Vor wenigen Monaten ​wackelte der Stuhl von Niko Kovac als Trainer des ​FC Bayern München heftig, doch schon längst hat sich der 47-Jährige aus der Herbstkrise herausarbeiten können. Dennoch wird wild über ein vermeintliches Ende der Zusammenarbeit im Sommer spekuliert, wobei José Mourinho als möglicher Nachfolger in Verbindung gebracht wird. 'The Special One' scheint von dieser Vorstellung angetan, wie er nun erklärte.


​Aufgrund der Eigenart des Portugiesen, der immer wieder zur Breitseite gegen die Medien ausholt und die Aufmerksamkeit dadurch auf sich lenken lässt, um seine Mannschaft zu schützen, wäre der FC Bayern - erst recht nach der skandalösen Pressekonferenz von Uli Hoeneß, Karl-Heinz Rummenigge und Hasan Salihamidzic im vergangenen Oktober - in den Augen vieler womöglich der passende Verein für Mourinho, der im Dezember​ bei Manchester United entlassen wurde.


Tatsächlich soll sich der Rekordmeister vor vielen Jahren mit dem heute 56-Jährigen beschäftigt haben, wie Journalist Raphael Honigstein bei einem BBC Radio Podcast erzählte (via ​tz). So sollen die Münchner im Sommer 2008 nach dem Vertragsende von Ottmar Hitzfeld "erste Gespräche" mit Mourinho, der zum damaligen Zeitpunkt nach seiner Entlassung beim FC Chelsea im September 2007 vereinslos war, geführt haben. 

Juergen Klinsmann

Anstelle von José Mourinho verpflichtete der FC Bayern Jürgen Klinsmann. Der Ex-Bundestrainer musste nach knapp zehn Monaten wieder gehen.
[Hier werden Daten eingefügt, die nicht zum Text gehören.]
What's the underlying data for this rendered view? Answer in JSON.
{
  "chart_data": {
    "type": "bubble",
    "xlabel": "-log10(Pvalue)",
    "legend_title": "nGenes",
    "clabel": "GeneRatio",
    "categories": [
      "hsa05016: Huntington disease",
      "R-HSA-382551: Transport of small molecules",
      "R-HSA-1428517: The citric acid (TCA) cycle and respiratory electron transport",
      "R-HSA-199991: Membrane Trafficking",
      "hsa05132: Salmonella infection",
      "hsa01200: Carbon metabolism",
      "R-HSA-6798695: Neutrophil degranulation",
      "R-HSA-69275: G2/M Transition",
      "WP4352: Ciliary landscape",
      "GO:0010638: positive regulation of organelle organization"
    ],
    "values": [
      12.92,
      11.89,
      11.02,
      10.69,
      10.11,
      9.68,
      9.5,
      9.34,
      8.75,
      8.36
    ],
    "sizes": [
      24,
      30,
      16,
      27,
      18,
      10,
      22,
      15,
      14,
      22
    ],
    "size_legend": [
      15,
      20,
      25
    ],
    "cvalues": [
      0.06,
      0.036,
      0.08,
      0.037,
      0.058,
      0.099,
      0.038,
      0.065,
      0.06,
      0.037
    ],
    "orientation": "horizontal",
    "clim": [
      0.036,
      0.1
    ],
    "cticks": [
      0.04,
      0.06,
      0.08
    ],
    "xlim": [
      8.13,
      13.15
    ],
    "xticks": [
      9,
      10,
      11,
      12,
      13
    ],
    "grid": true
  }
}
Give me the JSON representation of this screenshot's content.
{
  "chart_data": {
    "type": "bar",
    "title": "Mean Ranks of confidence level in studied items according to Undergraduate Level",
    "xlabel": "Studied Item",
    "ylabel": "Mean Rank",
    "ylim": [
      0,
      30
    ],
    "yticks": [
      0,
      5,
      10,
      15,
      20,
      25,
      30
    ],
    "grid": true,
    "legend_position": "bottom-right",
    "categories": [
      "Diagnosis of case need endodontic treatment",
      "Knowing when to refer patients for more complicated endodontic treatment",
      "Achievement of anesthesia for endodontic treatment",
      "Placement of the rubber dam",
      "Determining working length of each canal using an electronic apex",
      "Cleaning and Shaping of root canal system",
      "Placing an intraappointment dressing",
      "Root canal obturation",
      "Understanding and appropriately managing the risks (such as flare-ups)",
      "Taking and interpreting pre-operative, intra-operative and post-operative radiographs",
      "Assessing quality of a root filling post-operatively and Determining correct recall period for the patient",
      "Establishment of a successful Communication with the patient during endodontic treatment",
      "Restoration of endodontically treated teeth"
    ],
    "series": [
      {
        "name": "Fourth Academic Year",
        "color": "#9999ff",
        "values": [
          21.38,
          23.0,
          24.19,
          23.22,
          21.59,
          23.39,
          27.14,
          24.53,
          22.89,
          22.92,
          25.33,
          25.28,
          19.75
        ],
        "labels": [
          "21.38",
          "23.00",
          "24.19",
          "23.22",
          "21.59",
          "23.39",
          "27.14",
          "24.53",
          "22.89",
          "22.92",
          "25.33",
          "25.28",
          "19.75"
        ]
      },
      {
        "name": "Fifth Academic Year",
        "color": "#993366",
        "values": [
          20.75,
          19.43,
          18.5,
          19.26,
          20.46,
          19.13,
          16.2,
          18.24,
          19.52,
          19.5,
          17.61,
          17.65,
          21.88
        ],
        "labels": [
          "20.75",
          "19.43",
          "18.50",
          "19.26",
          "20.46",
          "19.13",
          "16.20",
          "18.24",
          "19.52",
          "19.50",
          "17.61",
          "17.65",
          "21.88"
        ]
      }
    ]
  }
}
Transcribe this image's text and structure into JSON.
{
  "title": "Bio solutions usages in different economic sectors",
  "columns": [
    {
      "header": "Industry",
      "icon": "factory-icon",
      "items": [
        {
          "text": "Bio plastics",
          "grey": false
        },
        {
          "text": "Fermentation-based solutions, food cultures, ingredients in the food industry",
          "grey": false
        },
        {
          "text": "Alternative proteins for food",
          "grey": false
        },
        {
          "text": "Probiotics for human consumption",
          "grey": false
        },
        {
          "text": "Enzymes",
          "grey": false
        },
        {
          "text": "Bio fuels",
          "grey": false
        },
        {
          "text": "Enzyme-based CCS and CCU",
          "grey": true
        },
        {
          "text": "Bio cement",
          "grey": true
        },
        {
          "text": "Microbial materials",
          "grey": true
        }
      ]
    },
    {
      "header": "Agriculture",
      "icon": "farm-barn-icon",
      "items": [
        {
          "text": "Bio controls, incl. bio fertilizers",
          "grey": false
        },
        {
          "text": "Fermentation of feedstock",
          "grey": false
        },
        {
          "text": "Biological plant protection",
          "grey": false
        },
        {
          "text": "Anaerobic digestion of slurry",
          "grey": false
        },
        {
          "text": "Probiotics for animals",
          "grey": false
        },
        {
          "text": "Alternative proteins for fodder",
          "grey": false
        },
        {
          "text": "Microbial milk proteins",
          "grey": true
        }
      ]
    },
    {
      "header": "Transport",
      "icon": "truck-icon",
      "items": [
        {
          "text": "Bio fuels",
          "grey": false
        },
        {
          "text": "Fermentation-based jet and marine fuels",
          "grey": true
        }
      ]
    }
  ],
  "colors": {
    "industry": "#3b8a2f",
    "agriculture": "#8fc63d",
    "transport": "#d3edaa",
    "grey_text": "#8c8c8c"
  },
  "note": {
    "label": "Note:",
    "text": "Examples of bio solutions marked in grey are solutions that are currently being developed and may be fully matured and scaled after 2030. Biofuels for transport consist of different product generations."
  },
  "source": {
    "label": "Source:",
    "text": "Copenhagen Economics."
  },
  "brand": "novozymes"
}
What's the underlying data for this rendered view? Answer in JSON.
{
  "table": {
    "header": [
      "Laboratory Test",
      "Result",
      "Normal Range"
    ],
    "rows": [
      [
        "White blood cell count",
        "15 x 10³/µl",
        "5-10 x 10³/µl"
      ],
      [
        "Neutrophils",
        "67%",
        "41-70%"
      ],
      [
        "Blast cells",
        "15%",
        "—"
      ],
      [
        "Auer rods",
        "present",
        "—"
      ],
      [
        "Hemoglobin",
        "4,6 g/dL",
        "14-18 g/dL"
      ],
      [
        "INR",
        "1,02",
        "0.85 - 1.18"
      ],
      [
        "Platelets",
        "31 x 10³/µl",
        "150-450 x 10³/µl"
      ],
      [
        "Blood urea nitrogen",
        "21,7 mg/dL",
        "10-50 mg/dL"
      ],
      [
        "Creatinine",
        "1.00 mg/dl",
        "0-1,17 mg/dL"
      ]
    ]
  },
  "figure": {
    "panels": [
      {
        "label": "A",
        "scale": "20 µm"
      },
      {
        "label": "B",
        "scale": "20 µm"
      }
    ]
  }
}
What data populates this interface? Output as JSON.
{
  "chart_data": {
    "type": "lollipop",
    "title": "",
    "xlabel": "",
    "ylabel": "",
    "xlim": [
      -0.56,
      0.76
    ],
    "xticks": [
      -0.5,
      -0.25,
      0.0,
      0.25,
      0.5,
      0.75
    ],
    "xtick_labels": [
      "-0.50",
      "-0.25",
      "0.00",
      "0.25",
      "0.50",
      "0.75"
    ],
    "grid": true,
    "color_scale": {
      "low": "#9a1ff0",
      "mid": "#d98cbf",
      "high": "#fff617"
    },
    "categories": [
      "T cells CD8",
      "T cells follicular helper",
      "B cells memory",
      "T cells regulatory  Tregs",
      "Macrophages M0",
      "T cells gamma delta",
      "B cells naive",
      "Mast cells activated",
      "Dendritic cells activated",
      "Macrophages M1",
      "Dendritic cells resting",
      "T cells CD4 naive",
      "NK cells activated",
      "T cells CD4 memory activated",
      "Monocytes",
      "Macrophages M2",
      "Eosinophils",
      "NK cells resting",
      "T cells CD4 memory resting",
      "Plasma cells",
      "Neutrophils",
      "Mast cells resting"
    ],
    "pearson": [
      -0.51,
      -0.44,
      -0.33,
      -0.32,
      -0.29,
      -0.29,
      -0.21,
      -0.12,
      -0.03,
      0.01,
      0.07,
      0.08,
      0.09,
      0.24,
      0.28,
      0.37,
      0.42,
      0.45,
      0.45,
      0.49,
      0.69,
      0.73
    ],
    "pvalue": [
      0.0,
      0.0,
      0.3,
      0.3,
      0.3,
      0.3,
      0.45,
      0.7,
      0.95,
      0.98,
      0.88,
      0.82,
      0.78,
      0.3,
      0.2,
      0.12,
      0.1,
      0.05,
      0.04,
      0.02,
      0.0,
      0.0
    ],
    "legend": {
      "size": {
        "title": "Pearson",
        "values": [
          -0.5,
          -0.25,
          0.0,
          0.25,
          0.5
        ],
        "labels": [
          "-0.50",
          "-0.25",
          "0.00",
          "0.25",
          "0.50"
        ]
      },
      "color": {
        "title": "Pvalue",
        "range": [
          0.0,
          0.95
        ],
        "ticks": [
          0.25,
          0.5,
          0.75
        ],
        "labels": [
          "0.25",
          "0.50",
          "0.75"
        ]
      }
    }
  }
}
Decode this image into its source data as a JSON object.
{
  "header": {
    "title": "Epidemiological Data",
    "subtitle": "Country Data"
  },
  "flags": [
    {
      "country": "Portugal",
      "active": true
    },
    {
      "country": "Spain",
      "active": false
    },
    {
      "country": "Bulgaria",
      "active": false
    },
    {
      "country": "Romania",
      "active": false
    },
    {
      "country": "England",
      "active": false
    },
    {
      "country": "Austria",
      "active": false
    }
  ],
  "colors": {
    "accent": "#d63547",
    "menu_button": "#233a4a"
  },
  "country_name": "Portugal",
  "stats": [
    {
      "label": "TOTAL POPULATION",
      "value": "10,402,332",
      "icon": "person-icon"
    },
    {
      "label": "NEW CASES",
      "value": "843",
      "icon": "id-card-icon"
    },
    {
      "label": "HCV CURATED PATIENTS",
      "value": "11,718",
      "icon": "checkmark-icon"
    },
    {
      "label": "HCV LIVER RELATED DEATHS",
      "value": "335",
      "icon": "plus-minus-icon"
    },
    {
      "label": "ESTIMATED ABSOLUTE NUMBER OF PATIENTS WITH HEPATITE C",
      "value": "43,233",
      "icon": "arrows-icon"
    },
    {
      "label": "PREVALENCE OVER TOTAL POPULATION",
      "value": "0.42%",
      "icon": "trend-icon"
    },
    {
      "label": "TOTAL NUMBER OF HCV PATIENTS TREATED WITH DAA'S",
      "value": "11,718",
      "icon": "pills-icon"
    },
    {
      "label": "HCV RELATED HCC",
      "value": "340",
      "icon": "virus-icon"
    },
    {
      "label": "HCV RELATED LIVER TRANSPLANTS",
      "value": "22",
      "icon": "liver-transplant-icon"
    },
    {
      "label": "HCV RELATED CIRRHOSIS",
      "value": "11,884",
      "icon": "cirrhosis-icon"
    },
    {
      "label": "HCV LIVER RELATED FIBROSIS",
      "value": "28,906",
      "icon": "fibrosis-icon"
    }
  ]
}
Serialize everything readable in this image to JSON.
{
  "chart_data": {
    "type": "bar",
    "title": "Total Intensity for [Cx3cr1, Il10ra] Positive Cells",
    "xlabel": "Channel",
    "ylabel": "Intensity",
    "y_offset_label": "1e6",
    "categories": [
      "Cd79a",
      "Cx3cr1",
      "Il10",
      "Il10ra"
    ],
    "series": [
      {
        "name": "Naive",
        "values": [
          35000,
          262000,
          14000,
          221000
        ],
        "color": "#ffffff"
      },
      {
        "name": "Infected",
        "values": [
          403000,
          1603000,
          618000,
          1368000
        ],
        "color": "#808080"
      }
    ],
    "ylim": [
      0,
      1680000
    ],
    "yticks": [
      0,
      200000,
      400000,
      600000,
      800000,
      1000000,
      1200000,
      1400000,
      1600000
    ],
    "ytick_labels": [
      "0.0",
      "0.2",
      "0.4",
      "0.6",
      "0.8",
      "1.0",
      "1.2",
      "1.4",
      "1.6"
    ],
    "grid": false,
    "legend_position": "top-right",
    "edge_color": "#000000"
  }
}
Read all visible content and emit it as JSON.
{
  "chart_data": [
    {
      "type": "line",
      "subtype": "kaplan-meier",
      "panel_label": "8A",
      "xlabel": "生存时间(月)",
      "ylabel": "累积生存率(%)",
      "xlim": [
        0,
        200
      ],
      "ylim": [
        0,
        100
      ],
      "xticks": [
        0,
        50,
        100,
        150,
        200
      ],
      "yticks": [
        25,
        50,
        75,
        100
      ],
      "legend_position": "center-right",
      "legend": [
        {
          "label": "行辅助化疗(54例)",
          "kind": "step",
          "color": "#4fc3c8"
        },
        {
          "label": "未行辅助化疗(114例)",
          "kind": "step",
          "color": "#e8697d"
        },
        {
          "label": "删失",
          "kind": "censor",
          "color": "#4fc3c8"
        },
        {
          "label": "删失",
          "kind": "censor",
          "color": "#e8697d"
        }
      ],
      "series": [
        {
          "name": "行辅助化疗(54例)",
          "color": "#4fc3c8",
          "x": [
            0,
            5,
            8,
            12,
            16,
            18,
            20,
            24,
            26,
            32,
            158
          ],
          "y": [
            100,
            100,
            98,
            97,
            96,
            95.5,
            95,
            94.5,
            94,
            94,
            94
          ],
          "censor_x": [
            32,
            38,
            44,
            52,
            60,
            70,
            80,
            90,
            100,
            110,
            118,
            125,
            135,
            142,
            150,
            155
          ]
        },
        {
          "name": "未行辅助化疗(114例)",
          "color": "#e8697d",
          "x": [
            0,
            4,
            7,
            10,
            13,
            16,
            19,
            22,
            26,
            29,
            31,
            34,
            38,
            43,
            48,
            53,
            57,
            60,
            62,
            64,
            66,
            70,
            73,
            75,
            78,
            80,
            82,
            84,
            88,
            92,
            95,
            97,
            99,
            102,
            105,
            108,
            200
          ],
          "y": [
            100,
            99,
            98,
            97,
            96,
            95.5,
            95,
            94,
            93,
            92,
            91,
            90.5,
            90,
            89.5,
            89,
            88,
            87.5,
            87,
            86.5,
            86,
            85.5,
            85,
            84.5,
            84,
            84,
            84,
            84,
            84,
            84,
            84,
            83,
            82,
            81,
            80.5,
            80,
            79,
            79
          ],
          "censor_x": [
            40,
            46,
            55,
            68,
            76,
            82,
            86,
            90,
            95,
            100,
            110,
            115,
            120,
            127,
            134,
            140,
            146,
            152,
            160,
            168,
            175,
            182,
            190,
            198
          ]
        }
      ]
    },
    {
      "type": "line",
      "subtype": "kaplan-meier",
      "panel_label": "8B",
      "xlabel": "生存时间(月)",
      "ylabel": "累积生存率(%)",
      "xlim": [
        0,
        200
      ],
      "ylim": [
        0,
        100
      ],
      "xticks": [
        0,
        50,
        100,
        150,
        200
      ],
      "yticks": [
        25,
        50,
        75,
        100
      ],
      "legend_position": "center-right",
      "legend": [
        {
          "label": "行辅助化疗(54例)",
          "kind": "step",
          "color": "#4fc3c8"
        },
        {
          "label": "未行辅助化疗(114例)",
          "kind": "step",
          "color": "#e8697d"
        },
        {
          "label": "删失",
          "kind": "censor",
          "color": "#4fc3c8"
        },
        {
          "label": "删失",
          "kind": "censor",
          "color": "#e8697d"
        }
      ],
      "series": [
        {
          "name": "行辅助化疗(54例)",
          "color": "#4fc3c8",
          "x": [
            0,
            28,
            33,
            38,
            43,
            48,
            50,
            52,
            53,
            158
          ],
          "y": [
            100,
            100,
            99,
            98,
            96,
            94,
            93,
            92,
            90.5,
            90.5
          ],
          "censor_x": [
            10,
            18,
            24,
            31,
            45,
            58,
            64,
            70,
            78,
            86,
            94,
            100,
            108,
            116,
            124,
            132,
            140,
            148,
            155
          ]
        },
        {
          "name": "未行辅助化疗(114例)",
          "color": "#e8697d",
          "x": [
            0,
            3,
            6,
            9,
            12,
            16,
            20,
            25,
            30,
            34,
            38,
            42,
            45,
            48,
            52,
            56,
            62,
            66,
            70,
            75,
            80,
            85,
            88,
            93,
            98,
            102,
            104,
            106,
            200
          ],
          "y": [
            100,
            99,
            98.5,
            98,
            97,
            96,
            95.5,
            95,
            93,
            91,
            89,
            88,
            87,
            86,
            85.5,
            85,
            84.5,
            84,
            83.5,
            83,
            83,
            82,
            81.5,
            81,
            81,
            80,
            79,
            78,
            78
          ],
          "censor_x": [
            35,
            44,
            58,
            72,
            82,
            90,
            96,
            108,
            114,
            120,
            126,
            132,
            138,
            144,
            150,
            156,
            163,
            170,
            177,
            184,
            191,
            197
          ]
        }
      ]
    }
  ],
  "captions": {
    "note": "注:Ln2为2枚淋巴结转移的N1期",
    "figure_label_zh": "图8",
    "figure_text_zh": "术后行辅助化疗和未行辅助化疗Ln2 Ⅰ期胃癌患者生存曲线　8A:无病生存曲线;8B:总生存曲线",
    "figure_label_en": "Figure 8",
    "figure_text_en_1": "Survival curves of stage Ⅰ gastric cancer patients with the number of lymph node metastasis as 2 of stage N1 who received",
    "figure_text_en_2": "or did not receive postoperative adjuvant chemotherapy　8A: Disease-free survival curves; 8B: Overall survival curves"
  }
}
Jedoch fanden beide Parteien nicht zusammen: Mourinho wechselte zu Inter Mailand und gewann mit den Nerazzurri in der Saison 2009/10 im Champions-League-Finale gegen die Bayern das Triple, die Münchner hingegen entschieden sich für Jürgen Klinsmann, der sich gegen Jürgen Klopp als Anwärter auf den Trainerposten beim Rekordmeister durchsetzen konnte.


"Sie wollten nie einen Trainer, der so überheblich ist", erklärte Honigstein, laut dem der FCB zudem jemanden gesucht hätte, der "mit einer existierenden Struktur arbeiten kann". Insgesamt sei man in München zu der Überzeugung gekommen, dass Mourinho "dem Klub nicht genug bieten kann", weshalb er auch nicht von einem zukünftigen Engagement von 'The Special One' in der Bundesliga ausgeht.


Auch im Hinblick auf eigene Rekorde: Mourinho wäre nicht abgeneigt


Von Mourinhos Seite aus besteht jedoch durchaus Interesse am Trainerposten beim FC Bayern. Bereits dessen Biograf Manuel Pereira erklärte im Januar gegenüber Spox und Goal, dass den exzentrischen Trainer "viele Herausforderungen" reizen würden, und fügte an: "Er hat bisher nur in Portugal, England, Italien und Spanien trainiert. Die Bundesliga fehlt ihm zum Beispiel noch. Wenn ihn morgen Karl-Heinz Rummenigge anruft und ihm anbietet, den FC Bayern zu trainieren, würde Mourinho garantiert zusagen."

Zwar ist eine Trennung von Niko Kovac nach nur einem Jahr reine Spekulation und in Anbetracht der realistischen Chance auf das erste Double seit 2016 nicht zu erwarten, doch angesprochen auf ein mögliches Engagement in München sagte Mourinho gegenüber der portugiesischen Zeitung Record: "Es ist ein Land, in dem ich noch nicht gearbeitet habe. Warum nicht? Wir werden sehen. Ich würde gerne die Champions League mit einem dritten Klub und die fünfte Meisterschaft in einem fünften Land gewinnen."


Ohnehin wird die Fußballwelt nicht allzu lange auf ihn verzichten müssen. Vor wenigen Wochen bekräftigte er seinen Wunsch, zur kommenden Saison bei einem neuen Verein anheuern zu wollen: "Ich würde gern im Juni wieder bei einem Klub mit der Vorbereitung anfangen. Ich weiß auch genau, was ich nicht will, deshalb habe ich schon drei oder vier Angebote abgelehnt", sagte er gegenüber BeIN Sports (via ​kicker).